After the second wash, cover the cells with a thin layer of PBS. And expose the cells to a single 10 grade dose of gamma irradiation. Replace the PBS with growth medium.
And return the cells to the incubator. Changing the medium every 48 to 72 hours with daily monitoring for morphological changes under a light microscope. Seven to 10 days after the irradiation, thaw all of the reagents from a commercial senescence associated beta-galactosidase assay kit in a 37 degree Celsius water bath.
When all of the reagents reach room temperature, prepare the fixative and staining solutions according to the manufacturer's instructions. And gently wash each well with room temperature PBS. Take care to rinse the cells carefully as senescence cells do not adhere well and can be easily removed during washes.
Fix the cells in each well with one milliliter of fixative solution per well for 10 to 15 minutes at room temperature.

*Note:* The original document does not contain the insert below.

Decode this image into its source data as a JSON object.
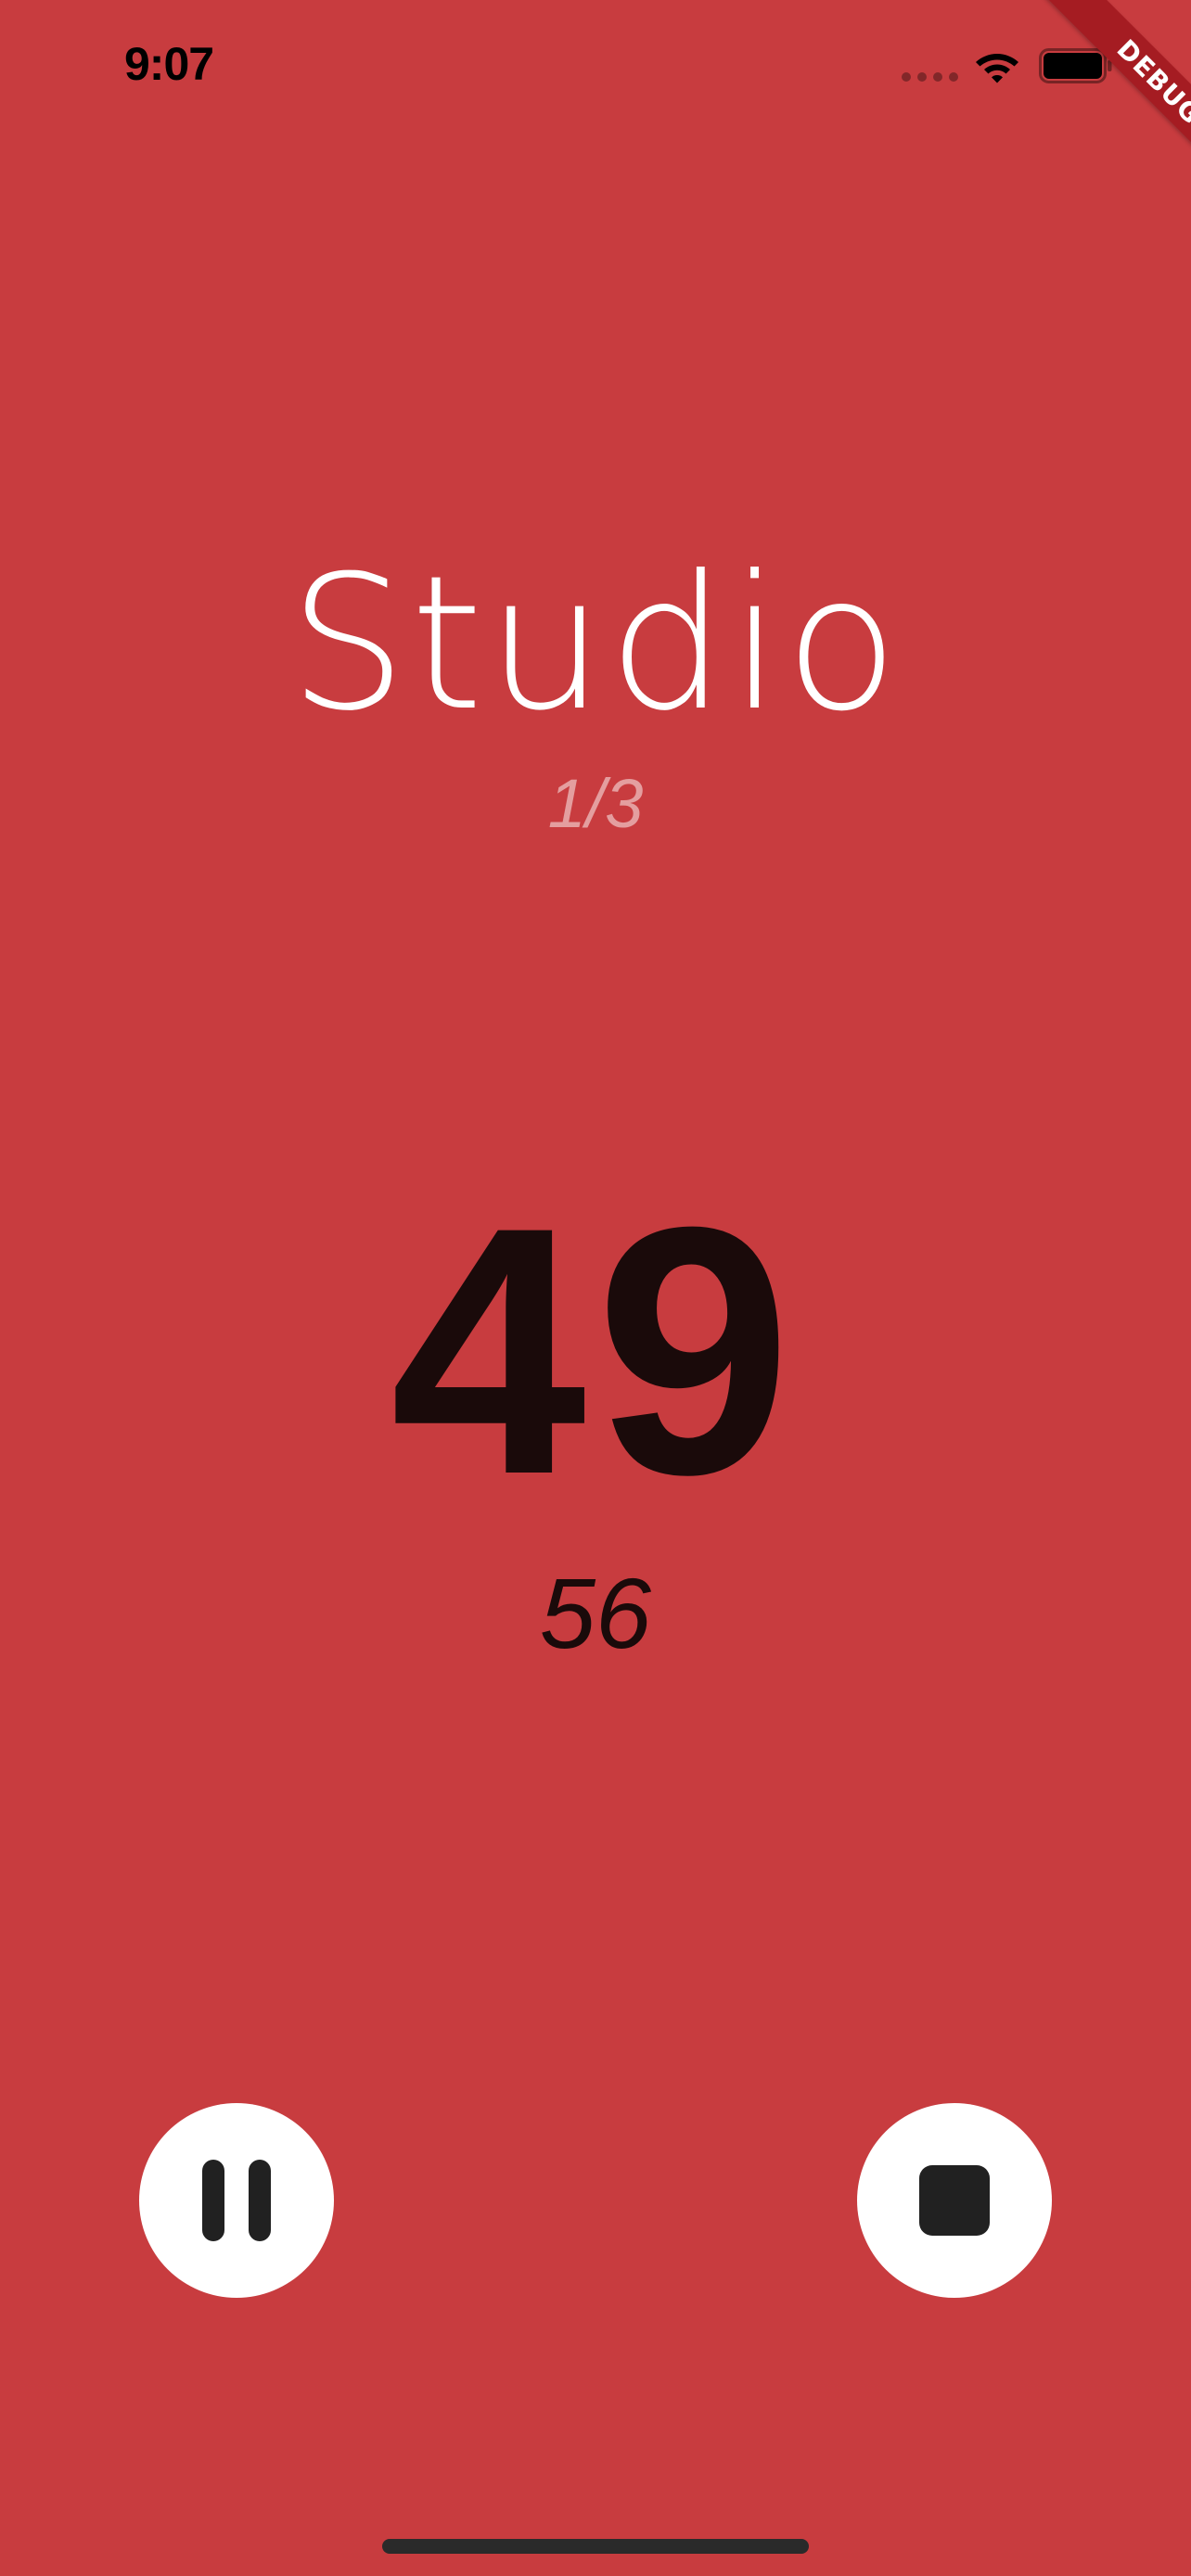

Followed by two two milliliter washes with PBS per well. Next, add one milliliter of beta-galactosidase staining solution to each well and cover the plate with aluminum foil for a 24 to 48 hour culture in a 37 degrees Celsius incubator without carbon dioxide.
Check the cells at 24 hours. When the cells are sufficiently stained, replace the beta-gal solution with fresh PBS and examine the cultures on a light microscope with an attached camera at a 10x or a higher objective. The senescence associated beta-galactosidase cells will appear blue.

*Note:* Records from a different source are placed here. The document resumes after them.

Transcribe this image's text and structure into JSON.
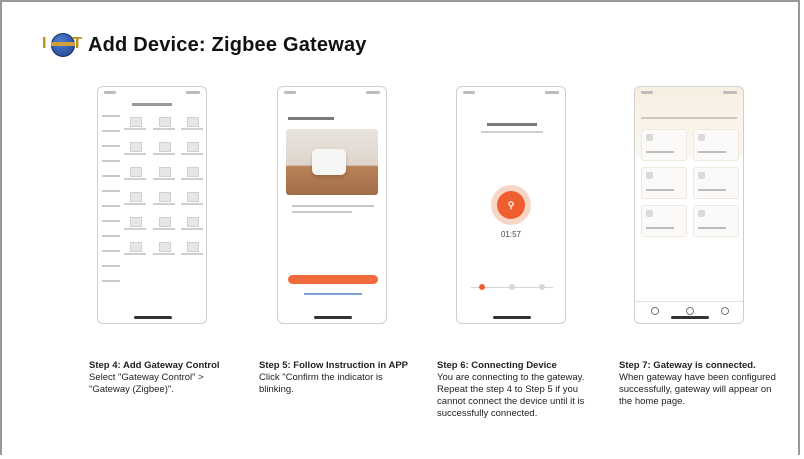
{
  "header": {
    "title": "Add Device: Zigbee Gateway",
    "logo_text_left": "I",
    "logo_text_right": "T"
  },
  "steps": [
    {
      "title": "Step 4: Add Gateway Control",
      "body": "Select \"Gateway Control\" > \"Gateway (Zigbee)\"."
    },
    {
      "title": "Step 5: Follow Instruction in APP",
      "body": "Click \"Confirm the indicator is blinking."
    },
    {
      "title": "Step 6: Connecting Device",
      "body": "You are connecting to the gateway. Repeat the step 4 to Step 5 if you cannot connect the device until it is successfully connected."
    },
    {
      "title": "Step 7: Gateway is connected.",
      "body": "When gateway have been configured successfully, gateway will appear on the home page."
    }
  ],
  "phone3": {
    "timer": "01:57"
  },
  "colors": {
    "accent": "#ef5e2e",
    "frame": "#9a9a9a"
  }
}
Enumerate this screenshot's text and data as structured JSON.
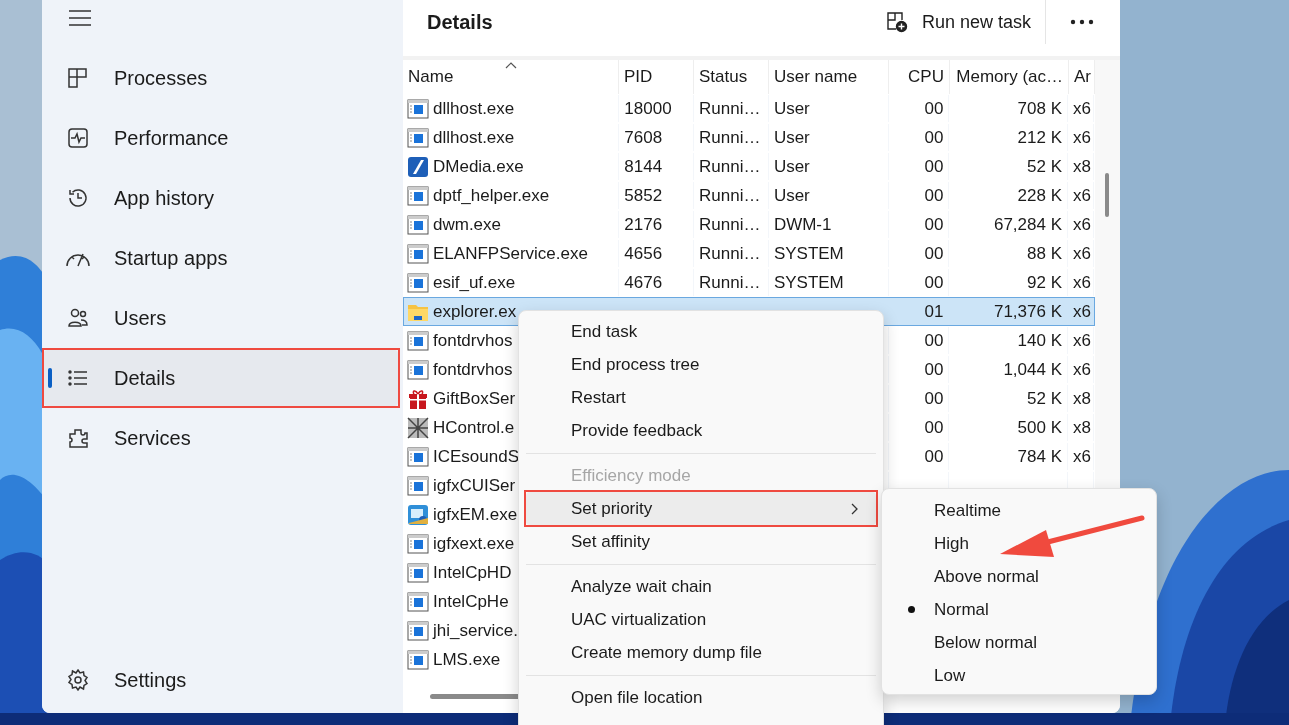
{
  "sidebar": {
    "items": [
      {
        "label": "Processes",
        "selected": false,
        "annotated": false
      },
      {
        "label": "Performance",
        "selected": false,
        "annotated": false
      },
      {
        "label": "App history",
        "selected": false,
        "annotated": false
      },
      {
        "label": "Startup apps",
        "selected": false,
        "annotated": false
      },
      {
        "label": "Users",
        "selected": false,
        "annotated": false
      },
      {
        "label": "Details",
        "selected": true,
        "annotated": true
      },
      {
        "label": "Services",
        "selected": false,
        "annotated": false
      }
    ],
    "footer_item": {
      "label": "Settings"
    }
  },
  "header": {
    "title": "Details",
    "action": "Run new task"
  },
  "table": {
    "columns": [
      {
        "label": "Name",
        "sorted": true
      },
      {
        "label": "PID",
        "sorted": false
      },
      {
        "label": "Status",
        "sorted": false
      },
      {
        "label": "User name",
        "sorted": false
      },
      {
        "label": "CPU",
        "sorted": false
      },
      {
        "label": "Memory (ac…",
        "sorted": false
      },
      {
        "label": "Ar",
        "sorted": false
      }
    ],
    "rows": [
      {
        "kind": "app",
        "name": "dllhost.exe",
        "pid": "18000",
        "status": "Runni…",
        "user": "User",
        "cpu": "00",
        "memory": "708 K",
        "arch": "x6",
        "selected": false
      },
      {
        "kind": "app",
        "name": "dllhost.exe",
        "pid": "7608",
        "status": "Runni…",
        "user": "User",
        "cpu": "00",
        "memory": "212 K",
        "arch": "x6",
        "selected": false
      },
      {
        "kind": "media",
        "name": "DMedia.exe",
        "pid": "8144",
        "status": "Runni…",
        "user": "User",
        "cpu": "00",
        "memory": "52 K",
        "arch": "x8",
        "selected": false
      },
      {
        "kind": "app",
        "name": "dptf_helper.exe",
        "pid": "5852",
        "status": "Runni…",
        "user": "User",
        "cpu": "00",
        "memory": "228 K",
        "arch": "x6",
        "selected": false
      },
      {
        "kind": "app",
        "name": "dwm.exe",
        "pid": "2176",
        "status": "Runni…",
        "user": "DWM-1",
        "cpu": "00",
        "memory": "67,284 K",
        "arch": "x6",
        "selected": false
      },
      {
        "kind": "app",
        "name": "ELANFPService.exe",
        "pid": "4656",
        "status": "Runni…",
        "user": "SYSTEM",
        "cpu": "00",
        "memory": "88 K",
        "arch": "x6",
        "selected": false
      },
      {
        "kind": "app",
        "name": "esif_uf.exe",
        "pid": "4676",
        "status": "Runni…",
        "user": "SYSTEM",
        "cpu": "00",
        "memory": "92 K",
        "arch": "x6",
        "selected": false
      },
      {
        "kind": "folder",
        "name": "explorer.ex",
        "cpu": "01",
        "memory": "71,376 K",
        "arch": "x6",
        "selected": true
      },
      {
        "kind": "app",
        "name": "fontdrvhos",
        "cpu": "00",
        "memory": "140 K",
        "arch": "x6",
        "selected": false
      },
      {
        "kind": "app",
        "name": "fontdrvhos",
        "cpu": "00",
        "memory": "1,044 K",
        "arch": "x6",
        "selected": false
      },
      {
        "kind": "gift",
        "name": "GiftBoxSer",
        "cpu": "00",
        "memory": "52 K",
        "arch": "x8",
        "selected": false
      },
      {
        "kind": "pattern",
        "name": "HControl.e",
        "cpu": "00",
        "memory": "500 K",
        "arch": "x8",
        "selected": false
      },
      {
        "kind": "app",
        "name": "ICEsoundS",
        "cpu": "00",
        "memory": "784 K",
        "arch": "x6",
        "selected": false
      },
      {
        "kind": "app",
        "name": "igfxCUISer",
        "selected": false
      },
      {
        "kind": "monitor",
        "name": "igfxEM.exe",
        "selected": false
      },
      {
        "kind": "app",
        "name": "igfxext.exe",
        "selected": false
      },
      {
        "kind": "app",
        "name": "IntelCpHD",
        "selected": false
      },
      {
        "kind": "app",
        "name": "IntelCpHe",
        "selected": false
      },
      {
        "kind": "app",
        "name": "jhi_service.",
        "selected": false
      },
      {
        "kind": "app",
        "name": "LMS.exe",
        "selected": false
      }
    ]
  },
  "context_menu": {
    "groups": [
      [
        {
          "label": "End task",
          "disabled": false,
          "highlighted": false,
          "has_submenu": false,
          "annotated": false
        },
        {
          "label": "End process tree",
          "disabled": false,
          "highlighted": false,
          "has_submenu": false,
          "annotated": false
        },
        {
          "label": "Restart",
          "disabled": false,
          "highlighted": false,
          "has_submenu": false,
          "annotated": false
        },
        {
          "label": "Provide feedback",
          "disabled": false,
          "highlighted": false,
          "has_submenu": false,
          "annotated": false
        }
      ],
      [
        {
          "label": "Efficiency mode",
          "disabled": true,
          "highlighted": false,
          "has_submenu": false,
          "annotated": false
        },
        {
          "label": "Set priority",
          "disabled": false,
          "highlighted": true,
          "has_submenu": true,
          "annotated": true
        },
        {
          "label": "Set affinity",
          "disabled": false,
          "highlighted": false,
          "has_submenu": false,
          "annotated": false
        }
      ],
      [
        {
          "label": "Analyze wait chain",
          "disabled": false,
          "highlighted": false,
          "has_submenu": false,
          "annotated": false
        },
        {
          "label": "UAC virtualization",
          "disabled": false,
          "highlighted": false,
          "has_submenu": false,
          "annotated": false
        },
        {
          "label": "Create memory dump file",
          "disabled": false,
          "highlighted": false,
          "has_submenu": false,
          "annotated": false
        }
      ],
      [
        {
          "label": "Open file location",
          "disabled": false,
          "highlighted": false,
          "has_submenu": false,
          "annotated": false
        }
      ]
    ]
  },
  "submenu": {
    "items": [
      {
        "label": "Realtime",
        "selected": false,
        "annotated": false
      },
      {
        "label": "High",
        "selected": false,
        "annotated": true
      },
      {
        "label": "Above normal",
        "selected": false,
        "annotated": false
      },
      {
        "label": "Normal",
        "selected": true,
        "annotated": false
      },
      {
        "label": "Below normal",
        "selected": false,
        "annotated": false
      },
      {
        "label": "Low",
        "selected": false,
        "annotated": false
      }
    ]
  }
}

Then, obtain at least five non-overlapping images per well. And manually count the total number of senescence associated beta-galactosidase positive cells and the total number of cells per image to calculate the percentage of senescence associated beta-galactosidase cells per well. 10 days after gamma irradiation, wash the cells three times with PBS.
After the last wash, replace the PBS with 2.5 milliliters of serum free medium, supplemented with antibiotics per six centimeter dish and return the cells to the tissue culture incubator overnight. The next morning, transfer the medium into a conical tube on ice. And wash the cells two times with fresh PBS.
Then, trypsinise and count the cells. Next, centrifuge the supernatant harvested from the cell culture plate. And then filter it through a 0.45 micrometer syringe strainer and freeze the medium in 500 microliter aliquots at 80 degree Celsius until their analysis by ELISA.
Increased senescence associated beta-gal staining occurs with replicative and DNA damage induced senescence. Note the enlarged flat shape of the senescent cells compared to the spindle-like appearance of the proliferating fibroblasts. In this experiment, proliferating young or replicative senescent cells were fixed as described in the written protocol.
And stained with an anti-body against a bio marker for DNA double strand breaks and DAPI. With an apparent increase in the number of DNA double strand break fosi observed in the senescent cells. RT-qPCR analysis of senescence associated secretory phenotype factors reveals that at least some factors are up regulated after gamma irradiation induced senescence in low passage human diploid fibroblasts at the MRNA level.
Which is further confirmed by ELISA of the gamma irradiated cell culture supernatants. Once mastered, the DNA damage induction and SA beta-gal staining can be completed in approximately 30 minutes of hands-on time. The condition media for quantifying SASP protein levels can be prepared in about 30 minutes.
While attempting this procedure, it's important to remember to monitor them undergoing morphological changes in the cell cultures before proceeding to the senescent marker quantification. After its development, these techniques paved the way for researchers in the fields of aging and cancer to explore senescence in a variety of tissues, cell cultures, and model organisms. After watching this video, you should have a good understanding of how to induce, monitor, and quantify cellular senescence.